Time Machine of Dreams
aka "Into the Fourth Dimension"Location: SanRio Puroland - Tokyo
(REPLACED BY NEW RIDEFILM IN 1994)Venue: Theatre-style venue (3-D 70mm) Motion Base: Mitsubishi 3-DOF row seats Programming Software: Triad Film Production: deGraf/Wahrman Director: Rick Harper Professor Dream-On and Max, the Maximum Energy Computer, take you on a journey into the human imagination - where butterflies can become pterodactyls at any moment.
Next door to the Hanna-Barbera ride at Universal Studios Florida was the Ghostbusters Show, created by the Landmark Entertainment Group. (Ghostbusters is gone now - it was replaced by "Twister" in the spring of 1998.) During installation, the Landmark boys used to drop by to watch me program Hanna-Barbera. So when Landmark needed a motion programmer for the Time Machine of Dreams ride at their new Puroland theme park in Japan, they called me. (Somehow they'd gotten the idea I did this sort of thing all the time.)
Oddly enough, I'd already worked on Time Machine of Dreams. The deGraf/Wahrman company made the film, and I'd done the performance animation for "Max" the computerized navigator. (For more on how that was done, see Real-time computer characters in our Creature FX section.)
Throughout the film, Max interacts with "Professor Dream-On" - an animatronic robot located at the front of the theater. Not only did I perform Max for the film and program the simulator, I also programmed the Dream-On robot - so I played all the parts in this attraction.
All told, I spent the last three months of 1990 in Tokyo installing and programming this show. There are plenty of stories I could tell about it, but time, space, and fear of libel suits prevents me from doing so at this time.
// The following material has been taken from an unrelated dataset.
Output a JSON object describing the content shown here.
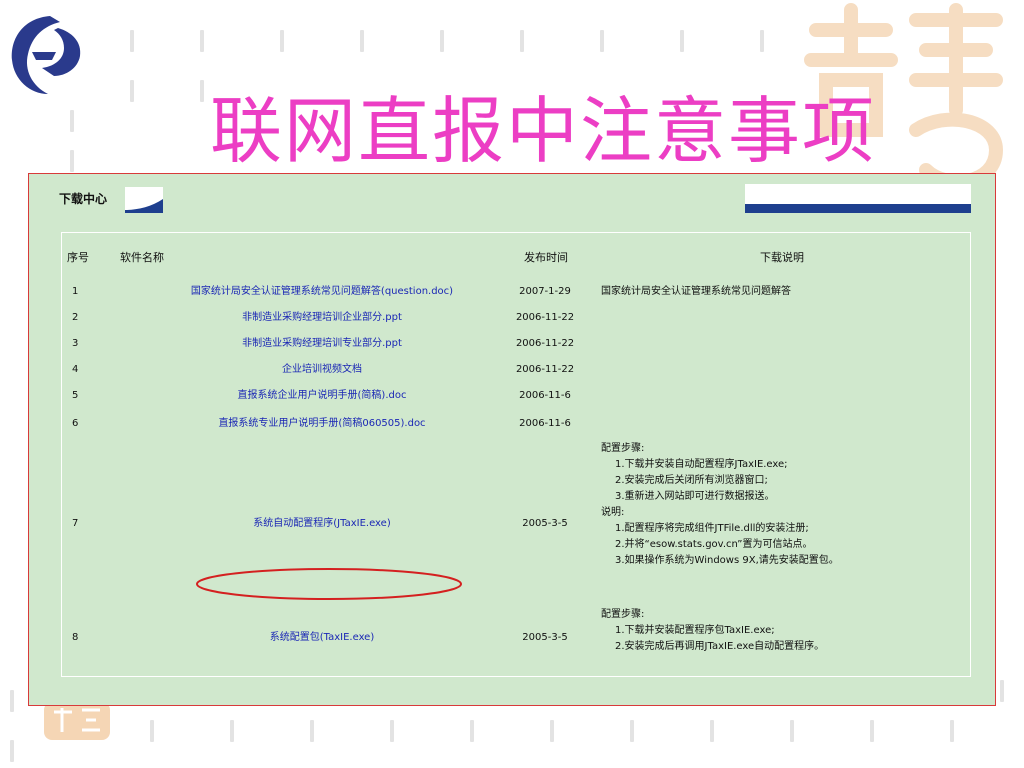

That time we had the fire...what a great story that is...
Watch for: Max's rotating astrolabe brains - designed by our own Maija Beeton, producer of the film at deGraf/Wahrman.
Trivia: Something T.M.O.D. has which (to my knowledge) no other simulator does - Smell-o-rama! Each audience seat contains air vents which blow scents in the riders' faces at appropriate points in the show.
Motion, smell, 3-D, surround sound...the only thing TMOD lacks is taste. (Is that a pun? No comment.)
Four years later, Time Machine of Dreams was retired - and I returned to Puroland for Monster Planet of Godzilla.
Videos: Most of Time Machine of Dreams, intercut with clips from The Lawnmower Man, can be seen in the video Beyond the Mind's Eye.
Max (now dubbed into English, so excuse the terrible lip-sync) is the first image you see - he also appears on the cover art.The complete video of Into the Fourth Dimension appears on the SIGGRAPH Video Review #72 tape, available by mail order.